Melt it gently over low heat and avoid overheating it. Chopped white chocolate usually melts more easily than buttons.
What size pan should I use?
A 20cm square tin is ideal for this recipe and helps the blondie bake evenly.
How do I know when the blondie is done?
The top should be lightly golden and the center should be just cooked through. It is better not to overbake if you want that soft, squishy texture.
Can I make these ahead of time?
Yes. They keep well for a few days in an airtight container, so they are a good make-ahead bake for gatherings or lunch boxes.
Should I peel feijoas first?
You only need to scoop out the flesh, then slice it into smaller pieces before folding it into the batter.
Can I add other mix-ins?
Yes. Nuts or a little vanilla can pair nicely with the main flavors, but it is best not to overload the batter so the feijoa still stands out. This is a cooking suggestion based on the recipe’s base formula.
Do these need icing or frosting?
No. A simple dusting of icing sugar is enough and lets the flavor of the feijoa and white chocolate shine.
Conclusion
Feijoa and White Chocolate Blondie is an easy, crowd-pleasing bake with a lovely mix of rich sweetness and fruity tang.
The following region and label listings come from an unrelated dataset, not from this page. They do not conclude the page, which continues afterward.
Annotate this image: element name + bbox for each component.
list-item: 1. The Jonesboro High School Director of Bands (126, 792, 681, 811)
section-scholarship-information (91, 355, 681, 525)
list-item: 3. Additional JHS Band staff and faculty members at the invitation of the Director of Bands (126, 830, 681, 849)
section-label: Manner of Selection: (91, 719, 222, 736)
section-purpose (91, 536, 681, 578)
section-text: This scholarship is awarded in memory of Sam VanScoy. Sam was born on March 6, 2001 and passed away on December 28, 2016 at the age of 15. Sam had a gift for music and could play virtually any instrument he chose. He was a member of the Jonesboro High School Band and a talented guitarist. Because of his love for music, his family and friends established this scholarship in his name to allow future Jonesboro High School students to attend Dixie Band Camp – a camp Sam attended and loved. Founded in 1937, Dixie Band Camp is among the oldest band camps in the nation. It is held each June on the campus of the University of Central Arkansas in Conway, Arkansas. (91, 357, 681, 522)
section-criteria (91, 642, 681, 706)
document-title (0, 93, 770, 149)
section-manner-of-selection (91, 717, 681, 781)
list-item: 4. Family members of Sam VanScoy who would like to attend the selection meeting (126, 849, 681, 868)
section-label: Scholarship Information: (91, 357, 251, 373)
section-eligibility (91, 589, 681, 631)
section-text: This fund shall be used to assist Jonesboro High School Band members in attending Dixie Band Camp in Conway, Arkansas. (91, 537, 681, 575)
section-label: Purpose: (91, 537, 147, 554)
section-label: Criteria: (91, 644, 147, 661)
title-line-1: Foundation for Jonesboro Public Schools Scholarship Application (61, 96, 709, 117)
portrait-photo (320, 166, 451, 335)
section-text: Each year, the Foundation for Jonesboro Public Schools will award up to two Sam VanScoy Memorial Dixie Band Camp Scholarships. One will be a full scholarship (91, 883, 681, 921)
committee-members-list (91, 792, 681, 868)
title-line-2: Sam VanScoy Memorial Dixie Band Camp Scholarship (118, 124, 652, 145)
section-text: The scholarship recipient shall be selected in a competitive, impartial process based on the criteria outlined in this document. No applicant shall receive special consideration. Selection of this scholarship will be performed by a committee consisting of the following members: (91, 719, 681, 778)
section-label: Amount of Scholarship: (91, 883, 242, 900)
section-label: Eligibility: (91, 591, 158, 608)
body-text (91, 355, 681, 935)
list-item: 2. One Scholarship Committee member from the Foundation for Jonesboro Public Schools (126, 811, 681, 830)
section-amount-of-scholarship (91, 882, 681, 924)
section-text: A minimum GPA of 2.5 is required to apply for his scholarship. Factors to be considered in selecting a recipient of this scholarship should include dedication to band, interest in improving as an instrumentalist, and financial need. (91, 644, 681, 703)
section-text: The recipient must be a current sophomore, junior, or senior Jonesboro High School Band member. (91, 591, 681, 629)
With its simple method, short bake time, and soft texture, it is a great way to use feijoas in something a little different from the usual muffins or loaf.
A soft and buttery Feijoa and White Chocolate Blondie packed with creamy white chocolate and tangy feijoa fruit. This easy one-bowl blondie recipe delivers a perfectly balanced, rich, and slightly tart dessert ideal for afternoon tea or simple homemade treats.
Ingredients
100g butter
200g white chocolate, roughly chopped
1/2 cup white sugar
1 cup plain flour
1 tsp baking powder
2 eggs, whisked
180g feijoa flesh (about 1 cup)
1 tsp icing sugar (for dusting)
Instructions
Preheat oven to 170°C (fan bake) and line a 20cm square tin with baking paper.
In a saucepan over low heat, melt the butter with half of the white chocolate, stirring until smooth.
Remove from heat and stir in the sugar.
Sift in the flour and baking powder. Add remaining white chocolate and whisked eggs. Mix until just combined.
Scoop out feijoa flesh, slice into small pieces, and fold into the batter.
Spread mixture evenly into the prepared tin.
Bake for 30 minutes or until lightly golden and just cooked through.
Cool completely in the tin. Dust with icing sugar and slice into squares.
Notes
Do not overbake to keep the blondies soft and squishy.Chopped white chocolate melts more smoothly than buttons.Feijoa adds natural tartness to balance sweetness.Optional: add vanilla extract or nuts like macadamias or walnuts for variation.